Benu Suleym mensupları Arabistan’da daha çok rakımı yüksek yerlerde yaşıyorlardı.  Hicaz sınırının her iki yanında idiler ve çadırları kuzeyde Medine, güneyde Mekke arazisine uzanmaktaydı. Bunun yanında doğuda akraba kabileler olan Gatafan, Havazin ve Hilal ile temas halinde Hayber, Vadilkura ve Teyma bölgelerine yakın bölgelere hâkim idiler. Özellikle Medine’nin güney doğu bölgelerinde hâkimiyetleri güçlü idi. Bunların toprakları, Orta Arabistan’a ait sayılan volkanik kayalıklar, vahalar, otlakların bulunduğu Hicaz ve Necd bölgeleri üzerinde uzanıp gitmekte ve buralarda köyler, harreler, ormanlık dağlar bulunmaktadır. Burada verimli bağlar, muzluklar ve narlıklar bulunuyordu. Bölgelerinde altın, gümüş ve demir madenleri çıkıyordu. Ayrıca at yetiştiriyorlar ve bundan kazanç sağlıyorlardı. Savaşçı özellikleriyle donatılmış olan süvarileri etrafa dehşet saçan Benu Suleym kabilesi, bölgeye hâkim idi ve Emeviler döneminin sonuna kadar da refah içinde olmuşlardı. Hz. Peygamber döneminden itibaren buranın madenlerinden vergi alınmış ve buradaki maden ocaklarının geliri devlet için önemli bir kaynak olmuştu. Buradan gelen bir miktar maden geliri ile Hz. Peygamber, Hz. Selman-ı Farisi’nin esaretten kurtuluş parasını ödemişti. Rabaze(Ebu Zer’in metfun olduğu yer olarak bilinir), Madin, Faran ve Sufeyne bölgenin parlak ve gelişmiş yerleşim yerleriydi.
Arap Edebiyatı’nın en büyük kadın şairi olan Hansâ bunlar arasından çıkmış olup, onun oğlu Abbâs b. Mirdâs da Arap şiirinde oldukça ün yapmış bir şairdi. Geniş bir bölgeye ve Basra Körfezi yoluna hâkim olduklarından dolayı ticaret ehli olan Mekkelilerle ve Medine Yahudileri ile iyi ilişkiler içinde idiler. İçlerinde Mekkelilerin ortaklaşa ticaret yaptıkları halifleri(ortakları) bulunuyordu.
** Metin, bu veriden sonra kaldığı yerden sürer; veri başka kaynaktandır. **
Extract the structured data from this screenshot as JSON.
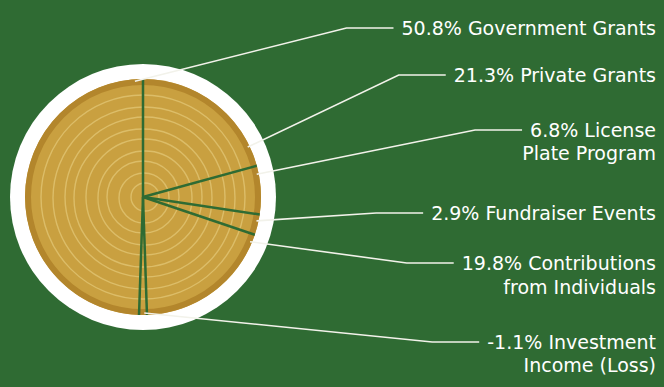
{
  "chart_data": {
    "type": "pie",
    "categories": [
      "Government Grants",
      "Private Grants",
      "License Plate Program",
      "Fundraiser Events",
      "Contributions from Individuals",
      "Investment Income (Loss)"
    ],
    "values": [
      50.8,
      21.3,
      6.8,
      2.9,
      19.8,
      -1.1
    ],
    "value_labels": [
      "50.8%",
      "21.3%",
      "6.8%",
      "2.9%",
      "19.8%",
      "-1.1%"
    ],
    "color": "#c9a040",
    "data_labels": true
  }
}
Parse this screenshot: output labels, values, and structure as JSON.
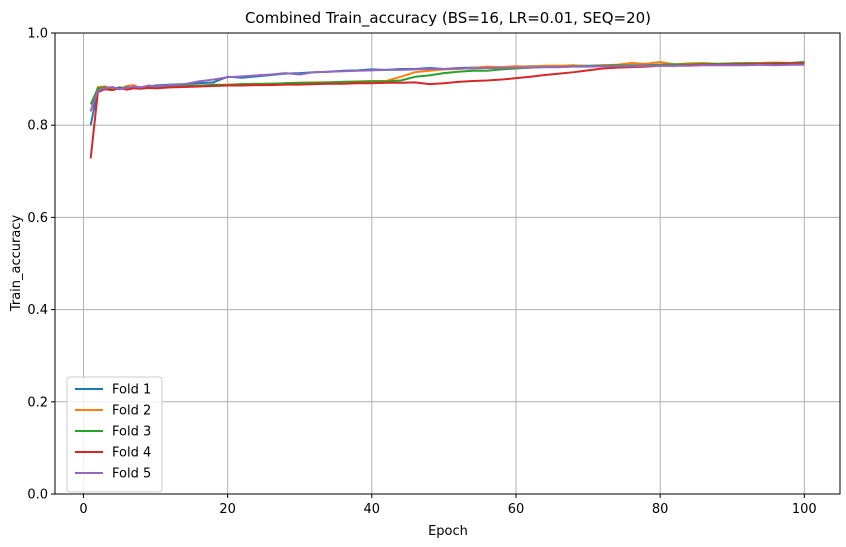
{
  "chart_data": {
    "type": "line",
    "title": "Combined Train_accuracy (BS=16, LR=0.01, SEQ=20)",
    "xlabel": "Epoch",
    "ylabel": "Train_accuracy",
    "xlim": [
      -3.95,
      104.95
    ],
    "ylim": [
      0.0,
      1.0
    ],
    "xticks": [
      0,
      20,
      40,
      60,
      80,
      100
    ],
    "yticks": [
      0.0,
      0.2,
      0.4,
      0.6,
      0.8,
      1.0
    ],
    "xtick_labels": [
      "0",
      "20",
      "40",
      "60",
      "80",
      "100"
    ],
    "ytick_labels": [
      "0.0",
      "0.2",
      "0.4",
      "0.6",
      "0.8",
      "1.0"
    ],
    "grid": true,
    "legend_position": "lower-left",
    "series": [
      {
        "name": "Fold 1",
        "color": "#1f77b4",
        "x": [
          1,
          2,
          3,
          4,
          5,
          6,
          7,
          8,
          9,
          10,
          12,
          14,
          16,
          18,
          20,
          22,
          24,
          26,
          28,
          30,
          32,
          34,
          36,
          38,
          40,
          42,
          44,
          46,
          48,
          50,
          52,
          54,
          56,
          58,
          60,
          62,
          64,
          66,
          68,
          70,
          72,
          74,
          76,
          78,
          80,
          82,
          84,
          86,
          88,
          90,
          92,
          94,
          96,
          98,
          100
        ],
        "y": [
          0.8,
          0.878,
          0.88,
          0.879,
          0.882,
          0.88,
          0.884,
          0.882,
          0.884,
          0.886,
          0.888,
          0.889,
          0.891,
          0.893,
          0.905,
          0.903,
          0.906,
          0.909,
          0.912,
          0.913,
          0.915,
          0.916,
          0.918,
          0.919,
          0.921,
          0.92,
          0.922,
          0.922,
          0.924,
          0.922,
          0.924,
          0.925,
          0.926,
          0.926,
          0.927,
          0.928,
          0.928,
          0.928,
          0.929,
          0.929,
          0.93,
          0.929,
          0.93,
          0.93,
          0.931,
          0.931,
          0.931,
          0.932,
          0.932,
          0.932,
          0.932,
          0.933,
          0.933,
          0.933,
          0.934
        ]
      },
      {
        "name": "Fold 2",
        "color": "#ff7f0e",
        "x": [
          1,
          2,
          3,
          4,
          5,
          6,
          7,
          8,
          9,
          10,
          12,
          14,
          16,
          18,
          20,
          22,
          24,
          26,
          28,
          30,
          32,
          34,
          36,
          38,
          40,
          42,
          44,
          46,
          48,
          50,
          52,
          54,
          56,
          58,
          60,
          62,
          64,
          66,
          68,
          70,
          72,
          74,
          76,
          78,
          80,
          82,
          84,
          86,
          88,
          90,
          92,
          94,
          96,
          98,
          100
        ],
        "y": [
          0.83,
          0.883,
          0.884,
          0.88,
          0.878,
          0.885,
          0.887,
          0.879,
          0.884,
          0.882,
          0.885,
          0.884,
          0.886,
          0.887,
          0.888,
          0.889,
          0.89,
          0.89,
          0.891,
          0.892,
          0.893,
          0.893,
          0.894,
          0.895,
          0.896,
          0.896,
          0.905,
          0.915,
          0.918,
          0.921,
          0.922,
          0.924,
          0.927,
          0.926,
          0.928,
          0.927,
          0.929,
          0.929,
          0.93,
          0.928,
          0.93,
          0.931,
          0.935,
          0.933,
          0.937,
          0.932,
          0.934,
          0.935,
          0.933,
          0.934,
          0.935,
          0.935,
          0.936,
          0.935,
          0.936
        ]
      },
      {
        "name": "Fold 3",
        "color": "#2ca02c",
        "x": [
          1,
          2,
          3,
          4,
          5,
          6,
          7,
          8,
          9,
          10,
          12,
          14,
          16,
          18,
          20,
          22,
          24,
          26,
          28,
          30,
          32,
          34,
          36,
          38,
          40,
          42,
          44,
          46,
          48,
          50,
          52,
          54,
          56,
          58,
          60,
          62,
          64,
          66,
          68,
          70,
          72,
          74,
          76,
          78,
          80,
          82,
          84,
          86,
          88,
          90,
          92,
          94,
          96,
          98,
          100
        ],
        "y": [
          0.845,
          0.88,
          0.882,
          0.877,
          0.88,
          0.882,
          0.883,
          0.881,
          0.883,
          0.884,
          0.885,
          0.886,
          0.885,
          0.888,
          0.887,
          0.889,
          0.889,
          0.89,
          0.891,
          0.892,
          0.892,
          0.893,
          0.894,
          0.894,
          0.895,
          0.895,
          0.897,
          0.905,
          0.908,
          0.913,
          0.916,
          0.918,
          0.918,
          0.921,
          0.923,
          0.925,
          0.926,
          0.926,
          0.928,
          0.928,
          0.929,
          0.93,
          0.929,
          0.93,
          0.931,
          0.932,
          0.932,
          0.933,
          0.933,
          0.934,
          0.934,
          0.934,
          0.935,
          0.935,
          0.937
        ]
      },
      {
        "name": "Fold 4",
        "color": "#d62728",
        "x": [
          1,
          2,
          3,
          4,
          5,
          6,
          7,
          8,
          9,
          10,
          12,
          14,
          16,
          18,
          20,
          22,
          24,
          26,
          28,
          30,
          32,
          34,
          36,
          38,
          40,
          42,
          44,
          46,
          48,
          50,
          52,
          54,
          56,
          58,
          60,
          62,
          64,
          66,
          68,
          70,
          72,
          74,
          76,
          78,
          80,
          82,
          84,
          86,
          88,
          90,
          92,
          94,
          96,
          98,
          100
        ],
        "y": [
          0.728,
          0.872,
          0.878,
          0.876,
          0.88,
          0.877,
          0.88,
          0.879,
          0.881,
          0.88,
          0.882,
          0.883,
          0.884,
          0.885,
          0.886,
          0.886,
          0.887,
          0.887,
          0.888,
          0.888,
          0.889,
          0.89,
          0.89,
          0.891,
          0.891,
          0.892,
          0.892,
          0.893,
          0.889,
          0.891,
          0.894,
          0.896,
          0.897,
          0.899,
          0.902,
          0.905,
          0.909,
          0.912,
          0.915,
          0.919,
          0.923,
          0.925,
          0.926,
          0.927,
          0.929,
          0.929,
          0.93,
          0.931,
          0.931,
          0.932,
          0.932,
          0.933,
          0.933,
          0.934,
          0.934
        ]
      },
      {
        "name": "Fold 5",
        "color": "#9467bd",
        "x": [
          1,
          2,
          3,
          4,
          5,
          6,
          7,
          8,
          9,
          10,
          12,
          14,
          16,
          18,
          20,
          22,
          24,
          26,
          28,
          30,
          32,
          34,
          36,
          38,
          40,
          42,
          44,
          46,
          48,
          50,
          52,
          54,
          56,
          58,
          60,
          62,
          64,
          66,
          68,
          70,
          72,
          74,
          76,
          78,
          80,
          82,
          84,
          86,
          88,
          90,
          92,
          94,
          96,
          98,
          100
        ],
        "y": [
          0.83,
          0.875,
          0.88,
          0.883,
          0.878,
          0.881,
          0.884,
          0.882,
          0.886,
          0.884,
          0.887,
          0.889,
          0.895,
          0.899,
          0.904,
          0.906,
          0.908,
          0.91,
          0.913,
          0.91,
          0.915,
          0.916,
          0.917,
          0.918,
          0.919,
          0.92,
          0.92,
          0.921,
          0.922,
          0.922,
          0.923,
          0.923,
          0.924,
          0.924,
          0.925,
          0.925,
          0.926,
          0.926,
          0.927,
          0.927,
          0.928,
          0.928,
          0.928,
          0.929,
          0.929,
          0.929,
          0.929,
          0.93,
          0.93,
          0.93,
          0.93,
          0.931,
          0.93,
          0.931,
          0.931
        ]
      }
    ]
  }
}
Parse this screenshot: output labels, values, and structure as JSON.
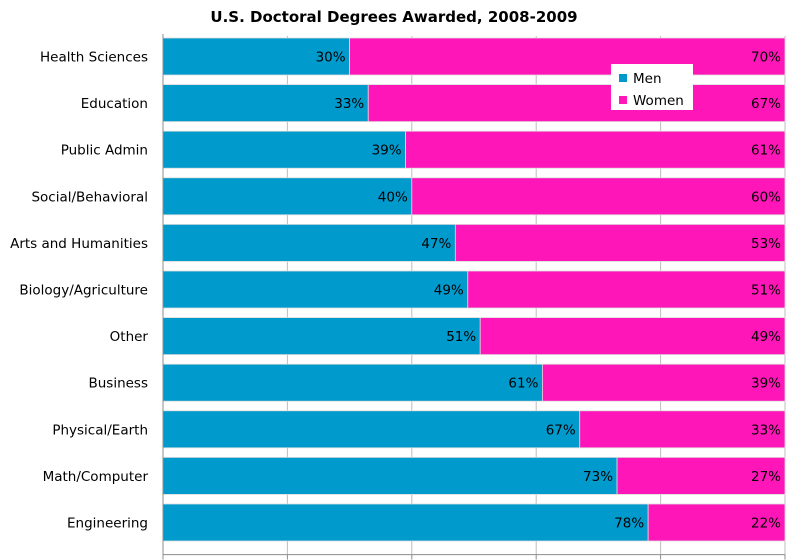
{
  "chart_data": {
    "type": "bar",
    "orientation": "horizontal",
    "stacked": "percent",
    "title": "U.S. Doctoral Degrees Awarded, 2008-2009",
    "xlabel": "",
    "ylabel": "",
    "xlim": [
      0,
      100
    ],
    "grid": true,
    "legend_position": "top-right",
    "categories": [
      "Health Sciences",
      "Education",
      "Public Admin",
      "Social/Behavioral",
      "Arts and Humanities",
      "Biology/Agriculture",
      "Other",
      "Business",
      "Physical/Earth",
      "Math/Computer",
      "Engineering"
    ],
    "series": [
      {
        "name": "Men",
        "color": "#009ACD",
        "values": [
          30,
          33,
          39,
          40,
          47,
          49,
          51,
          61,
          67,
          73,
          78
        ]
      },
      {
        "name": "Women",
        "color": "#FF16B9",
        "values": [
          70,
          67,
          61,
          60,
          53,
          51,
          49,
          39,
          33,
          27,
          22
        ]
      }
    ]
  }
}
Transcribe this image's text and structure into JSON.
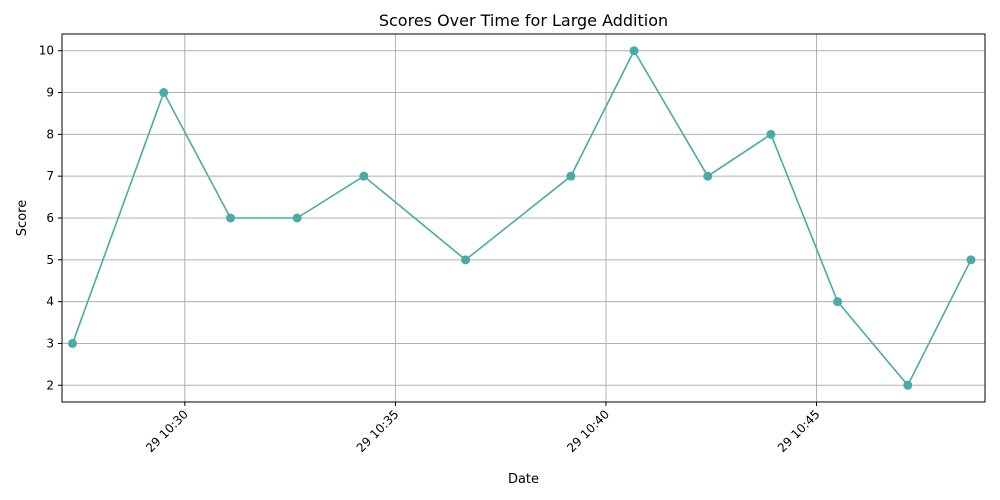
{
  "chart_data": {
    "type": "line",
    "title": "Scores Over Time for Large Addition",
    "xlabel": "Date",
    "ylabel": "Score",
    "x_ticks": [
      "29 10:30",
      "29 10:35",
      "29 10:40",
      "29 10:45"
    ],
    "y_ticks": [
      2,
      3,
      4,
      5,
      6,
      7,
      8,
      9,
      10
    ],
    "ylim": [
      1.6,
      10.4
    ],
    "xlim": [
      "10:27:05",
      "10:49:00"
    ],
    "grid": true,
    "series": [
      {
        "x": [
          "10:27:20",
          "10:29:30",
          "10:31:05",
          "10:32:40",
          "10:34:15",
          "10:36:40",
          "10:39:10",
          "10:40:40",
          "10:42:25",
          "10:43:55",
          "10:45:30",
          "10:47:10",
          "10:48:40"
        ],
        "values": [
          3,
          9,
          6,
          6,
          7,
          5,
          7,
          10,
          7,
          8,
          4,
          2,
          5
        ],
        "color": "#4aaba5"
      }
    ]
  }
}
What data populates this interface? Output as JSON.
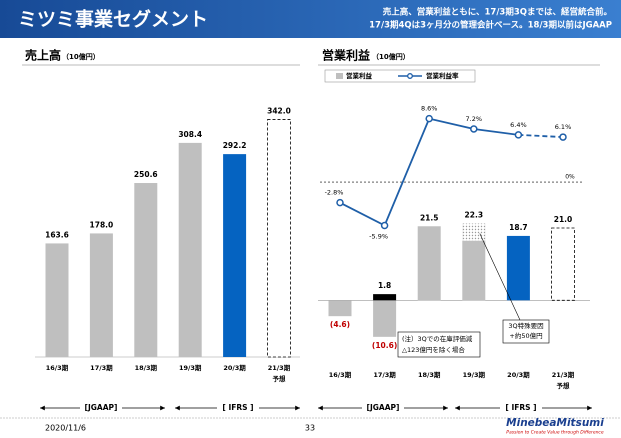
{
  "header": {
    "title": "ミツミ事業セグメント",
    "notes": [
      "売上高、営業利益ともに、17/3期3Qまでは、経営統合前。",
      "17/3期4Qは3ヶ月分の管理会計ベース。18/3期以前はJGAAP"
    ]
  },
  "chart_data": [
    {
      "type": "bar",
      "title": "売上高",
      "unit": "（10億円）",
      "categories": [
        "16/3期",
        "17/3期",
        "18/3期",
        "19/3期",
        "20/3期",
        "21/3期"
      ],
      "category_notes": [
        null,
        null,
        null,
        null,
        null,
        "予想"
      ],
      "values": [
        163.6,
        178.0,
        250.6,
        308.4,
        292.2,
        342.0
      ],
      "value_labels": [
        "163.6",
        "178.0",
        "250.6",
        "308.4",
        "292.2",
        "342.0"
      ],
      "bar_colors": [
        "#bfbfbf",
        "#bfbfbf",
        "#bfbfbf",
        "#bfbfbf",
        "#0563c1",
        "#ffffff"
      ],
      "forecast_index": 5,
      "ylim": [
        0,
        350
      ]
    },
    {
      "type": "bar_line",
      "title": "営業利益",
      "unit": "（10億円）",
      "categories": [
        "16/3期",
        "17/3期",
        "18/3期",
        "19/3期",
        "20/3期",
        "21/3期"
      ],
      "category_notes": [
        null,
        null,
        null,
        null,
        null,
        "予想"
      ],
      "forecast_index": 5,
      "series": [
        {
          "name": "営業利益",
          "color": "#bfbfbf",
          "values": [
            -4.6,
            -10.6,
            21.5,
            22.3,
            18.7,
            21.0
          ],
          "value_labels": [
            "(4.6)",
            "(10.6)",
            "21.5",
            "22.3",
            "18.7",
            "21.0"
          ],
          "bar_colors": [
            "#bfbfbf",
            "#bfbfbf",
            "#bfbfbf",
            "#bfbfbf",
            "#0563c1",
            "#ffffff"
          ]
        },
        {
          "name": "営業利益率",
          "color": "#1f5fa8",
          "axis": "y2",
          "values": [
            -2.8,
            -5.9,
            8.6,
            7.2,
            6.4,
            6.1
          ],
          "value_labels": [
            "-2.8%",
            "-5.9%",
            "8.6%",
            "7.2%",
            "6.4%",
            "6.1%"
          ]
        }
      ],
      "adjusted": {
        "index": 1,
        "value": 1.8,
        "color": "#000000",
        "note": [
          "(注）3Qでの在庫評価減",
          "△123億円を除く場合"
        ]
      },
      "special": {
        "index": 3,
        "value": 5.0,
        "note": [
          "3Q特殊要因",
          "+約50億円"
        ]
      },
      "zero_label": "0%",
      "ylim": [
        -15,
        30
      ],
      "y2lim": [
        -10,
        12
      ]
    }
  ],
  "accounting": [
    "[JGAAP]",
    "[ IFRS ]"
  ],
  "footer": {
    "date": "2020/11/6",
    "page": "33",
    "logo": "MinebeaMitsumi",
    "tagline": "Passion to Create Value through Difference"
  }
}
Eskiden “Zamar” adlı bir puta taparlardı. İslam geldiği dönemde “Uzza” adlı ünlü bir puta hizmet ve bekçilik ederlerdi. İslam geldikten sonra menfaatleri gereği Mekkelilerin yanında yer aldılar ve İslamiyet düşmanlığı yaptılar. Zaman zaman Medine’yi tehdit ediyorlardı. Bu sebeple Hz. Peygamber, tedbir alıyor onlara karşı seferler düzenliyordu. (Beni Suleym Gazvesi gibi). Nitekim Hz. Peygamber, bir seferinde maden yataklarının bulunduğu el-Fur’ bölgesindeki Buhrân’a gelmişti. Biri Maune Olayı onların topraklarında meydana gelmişti ve bu katliama Benu Suleym’den birçok kişi katılmıştı. Kuran’ın “alt tarafınızdan saldıranlar” şeklinde bahsettiği(Ahzab, 10) şekilde Hendek Savaşı’na 700 kişi ile Mekkelilerin yanında katıldılar. H.VII. yılda Kaza Umresi dönüşü Hz. Peygamberin gönderdiği 50 kişilik davet heyetinden bir kaçı dışında hepsini öldürdüler. İslamiyet kuvvet kazanmaya başlayınca menfaatleri gereği Müslümanların yanında yer almaya başladılar ve Mekke Fethi’ne katıldılar. Liderleri Abbas b. Mirdas, Huneyn Savaşı sonrası yaptıkları hizmete karşılık Hz. Peygamberden mal istedi. Hz. Peygamber, onlara kuyu ve araziler ikta etmişti.